All’armonizzazione della legislazione con l’ acquis comunitario, troppo spesso non corrisponde la capacita’ di monitorarne e assicurarne l’implementazione in molti dei settori chiave, quali la pubblica amministrazione, il sistema giudiziario, le riforme governative e la legge elettorale nazionale.
Urge infatti un’armonizzazione della costituzione con la legge elettorale al fine di garantire la rappresentanza ed il rispetto dei diritti delle minoranze presenti sul territorio.
L’on. Vincenzo Iovine ha dichiarato “ E’ assolutamente necessario completare la riforma della giustizia e della macchina giudiziaria, indispensabile da un lato, per combattere la criminalita’ organizzata e la corruzione e dall’ altro, per completare il percorso di governance amministrativa, anche al fine di attrarre investimenti esteri, inoltre il Montenegro dovrebbe iniziare ad allargare i settori produttivi e preparare il sistema dei trasporti all’adeguamento delle regole europee, infine il sistema bancario dovra’ fare un percorso nella direzione di Basilea 2”.
L’on. Gianni Pittella ha invece sottolineato l’aspetto della cooperazione interistituzionale affermando “in una fase cosi delicata e’ doveroso, da parte del Parlamento europeo, rafforzare la cooperazione diretta con il Parlamento Montenegrino, allo scopo di trasmettere le buone pratiche, essenziali per un ulteriore sviluppo della collaborazione tra il Montenegro ed i 27 paesi membri dell’Unione.
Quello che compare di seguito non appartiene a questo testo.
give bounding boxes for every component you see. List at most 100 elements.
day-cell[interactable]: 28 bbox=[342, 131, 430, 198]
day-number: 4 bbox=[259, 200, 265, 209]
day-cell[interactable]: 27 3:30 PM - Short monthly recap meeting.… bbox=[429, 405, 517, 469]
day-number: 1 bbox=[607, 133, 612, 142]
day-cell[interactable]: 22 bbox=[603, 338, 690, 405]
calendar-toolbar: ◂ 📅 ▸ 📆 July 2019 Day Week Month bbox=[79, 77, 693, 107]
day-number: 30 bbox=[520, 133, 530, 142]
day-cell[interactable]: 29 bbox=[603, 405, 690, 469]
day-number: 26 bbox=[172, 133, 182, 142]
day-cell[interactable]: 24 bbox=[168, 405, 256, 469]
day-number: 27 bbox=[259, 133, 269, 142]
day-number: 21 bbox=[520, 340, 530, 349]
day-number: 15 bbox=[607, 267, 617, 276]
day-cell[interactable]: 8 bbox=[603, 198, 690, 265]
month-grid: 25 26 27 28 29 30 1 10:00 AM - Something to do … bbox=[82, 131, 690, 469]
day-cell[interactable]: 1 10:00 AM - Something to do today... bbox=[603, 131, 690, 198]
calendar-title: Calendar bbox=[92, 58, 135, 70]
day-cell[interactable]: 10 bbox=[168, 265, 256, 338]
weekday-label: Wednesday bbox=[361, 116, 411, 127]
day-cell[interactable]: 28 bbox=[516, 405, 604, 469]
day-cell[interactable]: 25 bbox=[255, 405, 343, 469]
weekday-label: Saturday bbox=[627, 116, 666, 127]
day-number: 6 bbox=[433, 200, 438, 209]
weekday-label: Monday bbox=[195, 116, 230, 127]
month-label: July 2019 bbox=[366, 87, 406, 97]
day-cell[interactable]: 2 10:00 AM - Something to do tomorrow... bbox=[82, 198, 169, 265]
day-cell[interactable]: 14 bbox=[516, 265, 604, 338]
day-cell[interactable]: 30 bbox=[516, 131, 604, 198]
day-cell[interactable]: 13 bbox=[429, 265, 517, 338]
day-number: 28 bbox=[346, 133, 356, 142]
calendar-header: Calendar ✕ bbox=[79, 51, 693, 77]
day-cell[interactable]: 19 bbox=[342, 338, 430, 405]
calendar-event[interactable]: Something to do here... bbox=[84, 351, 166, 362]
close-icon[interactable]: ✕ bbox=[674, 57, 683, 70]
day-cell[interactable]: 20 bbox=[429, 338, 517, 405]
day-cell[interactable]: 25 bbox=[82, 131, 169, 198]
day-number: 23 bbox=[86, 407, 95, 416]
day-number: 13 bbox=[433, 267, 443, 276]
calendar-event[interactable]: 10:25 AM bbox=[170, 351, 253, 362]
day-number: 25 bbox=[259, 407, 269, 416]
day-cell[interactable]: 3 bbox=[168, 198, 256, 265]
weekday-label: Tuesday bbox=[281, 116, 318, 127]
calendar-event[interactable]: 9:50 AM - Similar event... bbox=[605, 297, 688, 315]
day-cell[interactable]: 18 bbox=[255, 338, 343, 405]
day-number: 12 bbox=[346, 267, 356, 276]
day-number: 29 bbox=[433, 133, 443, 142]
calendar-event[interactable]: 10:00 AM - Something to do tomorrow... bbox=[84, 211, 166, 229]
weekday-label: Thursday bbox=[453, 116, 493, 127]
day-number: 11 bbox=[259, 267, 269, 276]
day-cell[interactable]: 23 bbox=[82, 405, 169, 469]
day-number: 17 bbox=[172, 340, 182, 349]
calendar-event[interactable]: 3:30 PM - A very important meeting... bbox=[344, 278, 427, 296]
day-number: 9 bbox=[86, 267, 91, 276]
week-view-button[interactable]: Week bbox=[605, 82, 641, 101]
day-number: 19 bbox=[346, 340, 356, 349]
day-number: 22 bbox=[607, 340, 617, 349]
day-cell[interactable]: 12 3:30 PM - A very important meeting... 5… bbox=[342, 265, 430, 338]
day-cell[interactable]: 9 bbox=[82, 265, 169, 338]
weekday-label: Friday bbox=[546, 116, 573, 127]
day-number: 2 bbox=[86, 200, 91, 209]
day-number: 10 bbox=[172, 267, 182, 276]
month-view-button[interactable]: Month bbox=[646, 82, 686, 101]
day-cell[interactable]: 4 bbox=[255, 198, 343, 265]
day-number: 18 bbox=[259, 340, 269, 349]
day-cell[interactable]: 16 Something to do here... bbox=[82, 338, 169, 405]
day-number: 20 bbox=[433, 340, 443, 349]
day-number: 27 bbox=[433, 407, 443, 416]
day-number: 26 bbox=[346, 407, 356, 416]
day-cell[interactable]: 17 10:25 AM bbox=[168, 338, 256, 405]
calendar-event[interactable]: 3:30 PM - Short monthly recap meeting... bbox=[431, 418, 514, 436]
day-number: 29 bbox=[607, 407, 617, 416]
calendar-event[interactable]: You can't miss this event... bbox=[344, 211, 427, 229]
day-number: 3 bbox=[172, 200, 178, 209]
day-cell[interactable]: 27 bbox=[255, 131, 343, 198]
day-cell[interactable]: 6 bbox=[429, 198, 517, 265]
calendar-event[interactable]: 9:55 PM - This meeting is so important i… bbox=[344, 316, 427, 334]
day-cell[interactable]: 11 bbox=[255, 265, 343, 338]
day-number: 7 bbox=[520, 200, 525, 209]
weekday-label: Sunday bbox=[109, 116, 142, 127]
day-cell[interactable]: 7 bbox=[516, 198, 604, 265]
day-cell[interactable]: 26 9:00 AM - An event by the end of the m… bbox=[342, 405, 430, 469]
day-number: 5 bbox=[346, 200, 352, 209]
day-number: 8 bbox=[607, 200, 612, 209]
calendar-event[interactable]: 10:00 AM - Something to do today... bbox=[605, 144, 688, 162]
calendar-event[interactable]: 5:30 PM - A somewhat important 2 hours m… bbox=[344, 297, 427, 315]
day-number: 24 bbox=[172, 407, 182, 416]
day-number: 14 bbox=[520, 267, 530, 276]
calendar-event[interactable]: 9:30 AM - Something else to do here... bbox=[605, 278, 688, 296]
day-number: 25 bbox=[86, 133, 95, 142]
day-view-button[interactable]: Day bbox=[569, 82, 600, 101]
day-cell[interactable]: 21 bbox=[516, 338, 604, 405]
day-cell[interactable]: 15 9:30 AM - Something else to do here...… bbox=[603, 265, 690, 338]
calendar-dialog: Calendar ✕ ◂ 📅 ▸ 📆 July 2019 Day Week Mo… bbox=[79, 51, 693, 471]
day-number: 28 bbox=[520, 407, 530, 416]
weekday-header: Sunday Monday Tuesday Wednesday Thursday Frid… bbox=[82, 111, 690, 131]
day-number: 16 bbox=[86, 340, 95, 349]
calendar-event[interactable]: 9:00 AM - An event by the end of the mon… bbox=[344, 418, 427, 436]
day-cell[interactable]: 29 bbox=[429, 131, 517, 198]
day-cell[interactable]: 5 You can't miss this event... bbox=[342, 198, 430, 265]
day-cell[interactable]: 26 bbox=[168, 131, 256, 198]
Questo progetto sara’ facilitato dall’auspicabile prossima entrata in vigore del nuovo regime dei visti nell’ area dei balcani occidentali, da cui restano pero’ ancora esclusi l’ Albania e la Bosnia Herzegovina in quanto al momento non soddisfano tutti i criteri richiesti dall’Ue.
L’Eurodeputato Antonio Cancian ha completato l’analisi della situazione montenegrina aggiungendo “E’ un momento critico ma allo steso tempo favorevole per il Montenegro, dopo vari passaggi importanti come le adesioni alle comunita’ internazionali quail il Consiglio di sicurezza delle Nazioni Unite ed il FMI, bisogna andare avanti, migliorare le infrastrutture e sviluppare ulteriormente il settore del turismo e dell’ energia per un’ integrazione effettiva e reale, in particolare il Montenegro dovrebbe dare un nuovo slancio ai rapporti con l’Unione europea e con le aziende italiane al fine di promuovere uno sviluppo sostenibile del proprio territorio e creare una cultura collaborative ed integrativa”.
Infine l’ambasciatore italiano in Montenegro, Sergio Barbanti, ha presentato le attivita’ delle autorita’ italiane sul territorio volte a favorire lo sviluppo del settore dell’energia attraverso un importante finanziamento pari a 420 milioni di euro, ad oggi il maggiore investimento estero in Montenegro.